4 Mei 2011

Cinta Bisu tak Berbalas

Oke, sesuai janjiku kemarin. I'll tell about my love,,, Aku sebenarnya tidak terlalu yakin apa aku pernah benar-benar jatuh cinta kepada lawan jenis dalam arti cinta yang "begituan". Yang aku tahu, aku mencintai Rasulullah, mengagumi beliau dan merindukan bertemu di jannahNya. Aku juga mencintai Bapak, adek, mbah kakung dan keluargaku. Aku mencintai teman-teman laki-lakiku seperti aku mencintai teman-teman perempuanku. Intinya aku sudah berkali-kali mencintai lawan jenis, tapi aku tidak yakin apa aku pernah mencintainya dengan cinta yang sama seperti yang dimiliki Hawa kepada Adam, Khodijah kepada Muhammad, Fathimah kepada Ali , atau Ibu kepada Bapak.

Aku pernah menyayangi lawan jenis tanpa sebab, kalau berdasarkan teori FTV ini yang namanya cinta. Waktu itu aku masih duduk di kelas 2 Aliyah (SMA). Seperti tahun-tahun sebelumnya, pihak sekolah mengadakan acara English month, yaitu pembinaan bahasa inggris secara intensif selama satu bulan. Pada acara pembukaan English month, entah apa yang membuat mataku terpaku pada sosok pria yang duduk menunduk di barisan para tutor. Dia adalah salah satu tutor yang didatangkan dari Mahesa Institute, Kediri.

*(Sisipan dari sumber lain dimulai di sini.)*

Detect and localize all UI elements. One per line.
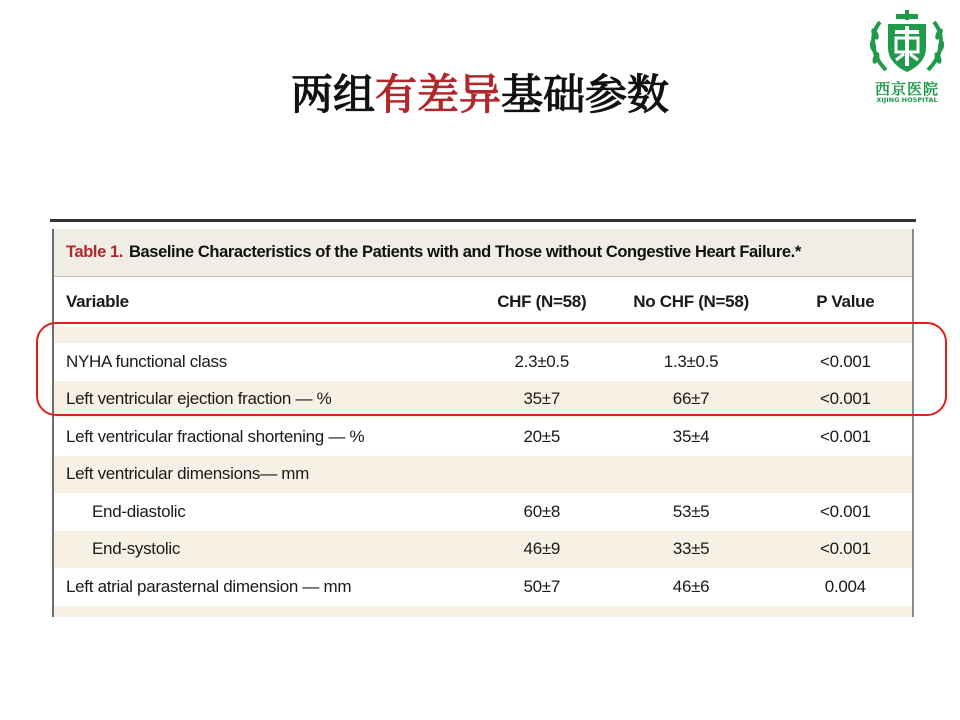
title-part-1: 两组 <box>290 70 375 119</box>
table-frame <box>52 229 914 617</box>
table-row <box>54 493 912 531</box>
table-row <box>54 381 912 419</box>
header-p-value: P Value <box>816 292 875 311</box>
cell-variable: Left ventricular dimensions— mm <box>66 464 309 484</box>
table-row <box>54 531 912 569</box>
cell-chf: 50±7 <box>523 576 560 596</box>
cell-no-chf: 53±5 <box>672 501 710 521</box>
cell-no-chf: 1.3±0.5 <box>663 351 719 371</box>
cell-no-chf: 66±7 <box>672 389 710 409</box>
cell-variable: NYHA functional class <box>66 351 227 371</box>
title-part-highlight: 有差异 <box>374 70 501 119</box>
cell-variable: Left ventricular fractional shortening — % <box>66 426 365 446</box>
table-caption <box>54 229 912 277</box>
table-row-partial <box>54 606 912 618</box>
header-no-chf: No CHF (N=58) <box>633 292 749 311</box>
cell-no-chf: 46±6 <box>672 576 710 596</box>
cell-variable: End-diastolic <box>92 501 186 521</box>
table-row-partial <box>54 327 912 343</box>
cell-p-value: <0.001 <box>819 539 871 559</box>
table-caption-label: Table 1. <box>66 243 124 261</box>
cell-chf: 35±7 <box>523 389 560 409</box>
header-chf: CHF (N=58) <box>497 292 587 311</box>
cell-variable: Left atrial parasternal dimension — mm <box>66 576 352 596</box>
cell-p-value: 0.004 <box>824 576 866 596</box>
logo-name-cn: 西京医院 <box>874 80 939 98</box>
cell-no-chf: 35±4 <box>672 426 710 446</box>
cell-chf: 46±9 <box>523 539 561 559</box>
cell-variable: End-systolic <box>92 539 181 559</box>
table-row <box>54 343 912 381</box>
cell-p-value: <0.001 <box>819 389 871 409</box>
cell-chf: 20±5 <box>523 426 560 446</box>
table-row <box>54 456 912 494</box>
data-table <box>50 219 916 617</box>
table-caption-text: Baseline Characteristics of the Patients with and Those without Congestive Heart Failure.* <box>129 243 801 261</box>
table-row <box>54 568 912 606</box>
cell-variable: Left ventricular ejection fraction — % <box>66 389 332 409</box>
header-variable: Variable <box>66 292 129 311</box>
table-header-row <box>54 277 912 327</box>
cell-no-chf: 33±5 <box>672 539 710 559</box>
logo-name-en: XIJING HOSPITAL <box>876 96 938 104</box>
hospital-logo <box>866 10 948 106</box>
cell-p-value: <0.001 <box>819 501 871 521</box>
title-part-3: 基础参数 <box>501 70 670 119</box>
table-row <box>54 418 912 456</box>
cell-chf: 2.3±0.5 <box>514 351 569 371</box>
slide-title <box>0 62 960 122</box>
cell-p-value: <0.001 <box>819 426 871 446</box>
cell-p-value: <0.001 <box>819 351 871 371</box>
cell-chf: 60±8 <box>523 501 561 521</box>
hospital-emblem-icon <box>866 10 948 78</box>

Singkat cerita dia menjadi bagian dari tutor yang mengajar di kelasku. Satu hari, dua hari, aku semakin faham siapa dia. Dia orang yang pendiam, sangat pendiam. Aku ingat ketika pertama kali dia memperkenalkan diri di kelasku, katanya, "I'll not say anything. Please ask me, and I'll answer it. But, if you dont ask, I'll just keep silent." saat itu aku tersenyum. Cool,,,

 Dalam diskusi kelas yang kami lakukan tiap pagi, dia bercerita beberapa hal tentang kehidupannya. Dia berasal dari keluarga yang kurang harmonis. Selain menganggap pendidikan bukan hal yang penting, ayahnya memilih untuk memiliki tiga istri. Dan tutorku, sebut saja Fra, merupakan anak dari istri pertama yang merasa jengah dengan perilaku sang ayah.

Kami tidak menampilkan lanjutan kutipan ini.